Michael Barone‘s latest column for the Washington Examiner focuses on government’s inability to deal effectively with issues involving information technology.

So why did 36 states refuse to create their own health exchanges? One reason is that Obamacare turned out to be massively unpopular. Another is that conservative policy experts argued it would weaken the law.

Most important, setting up health exchanges is hard to do. Government doesn’t handle information technology well, here or around the world.

The State Department’s visa system is currently offline for weeks, keeping businessmen, tourists and exchange students from entering the country. The FBI had to abandon a massive IT project after spending hundreds of millions of dollars.

These bureaucracies did a good job of delivering passports and maintaining files in the industrial age. But they can’t keep up in the information age. Moore’s Law says that computer capacity doubles in two years or less. Government procurement cycles are a lot longer than that.
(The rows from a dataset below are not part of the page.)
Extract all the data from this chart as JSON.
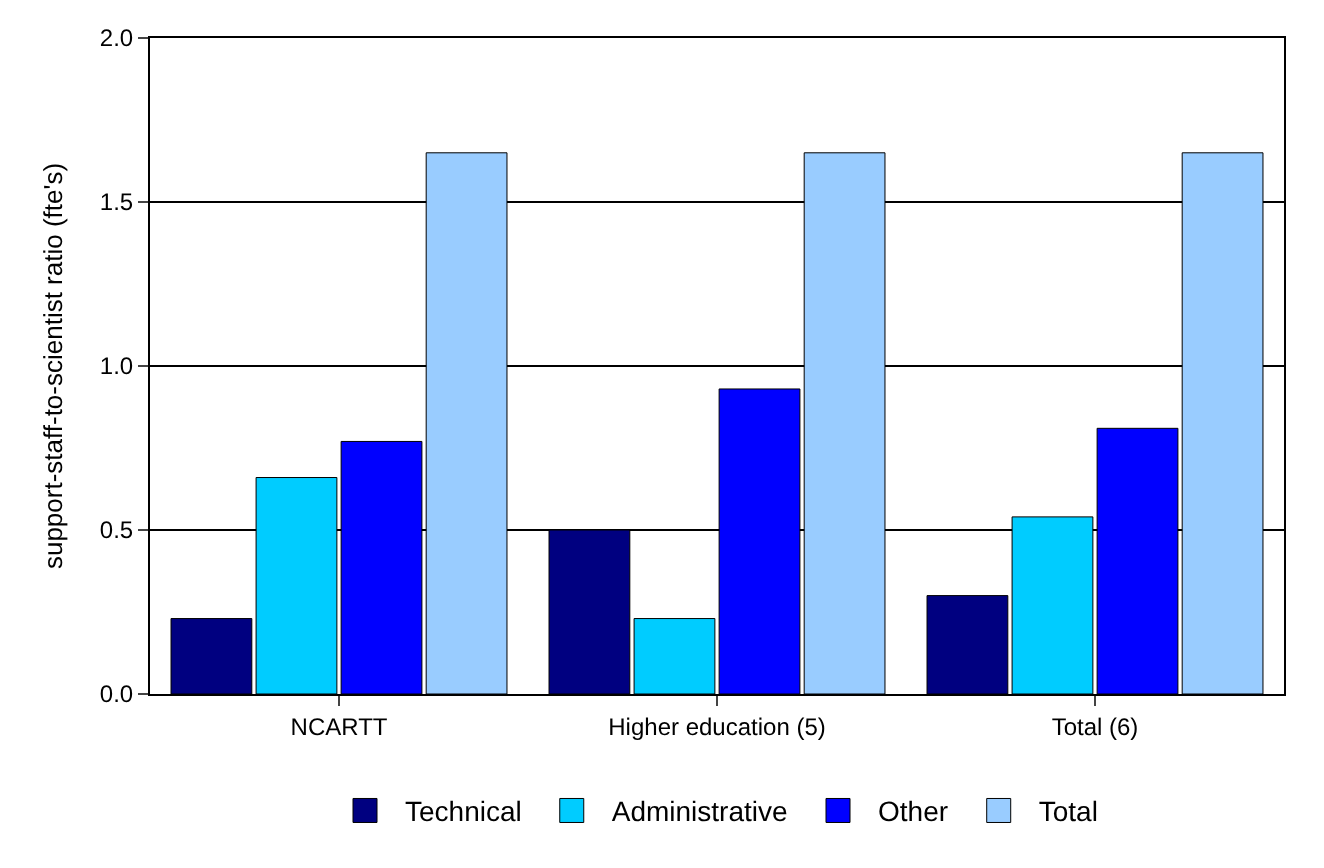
{
  "chart_data": {
    "type": "bar",
    "ylabel": "support-staff-to-scientist ratio (fte's)",
    "categories": [
      "NCARTT",
      "Higher education (5)",
      "Total (6)"
    ],
    "series": [
      {
        "name": "Technical",
        "color": "#000080",
        "values": [
          0.23,
          0.5,
          0.3
        ]
      },
      {
        "name": "Administrative",
        "color": "#00ccff",
        "values": [
          0.66,
          0.23,
          0.54
        ]
      },
      {
        "name": "Other",
        "color": "#0000ff",
        "values": [
          0.77,
          0.93,
          0.81
        ]
      },
      {
        "name": "Total",
        "color": "#99ccff",
        "values": [
          1.65,
          1.65,
          1.65
        ]
      }
    ],
    "ylim": [
      0,
      2
    ],
    "yticks": [
      {
        "value": 0,
        "label": "0.0"
      },
      {
        "value": 0.5,
        "label": "0.5"
      },
      {
        "value": 1,
        "label": "1.0"
      },
      {
        "value": 1.5,
        "label": "1.5"
      },
      {
        "value": 2,
        "label": "2.0"
      }
    ],
    "grid": "y",
    "legend": "bottom"
  }
}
Governors and legislators had reason to fear that state health exchange IT wouldn’t work well (as it hasn’t in about half the states that tried), and they would get blamed. And blamed for being associated with an unpopular law.

All of which suggests a broader lesson. Government was reasonably good at replicating the bureaucratic processes of large corporations in the industrial age. But it’s not very good — it’s often downright incompetent — at replicating the IT processes of firms like Walmart and Amazon.

Markets work better than government ukase in the information age. The Medicare Part D prescription drug program, with many market components, has produced high satisfaction and costs lower than projections. Obamacare has not done as well.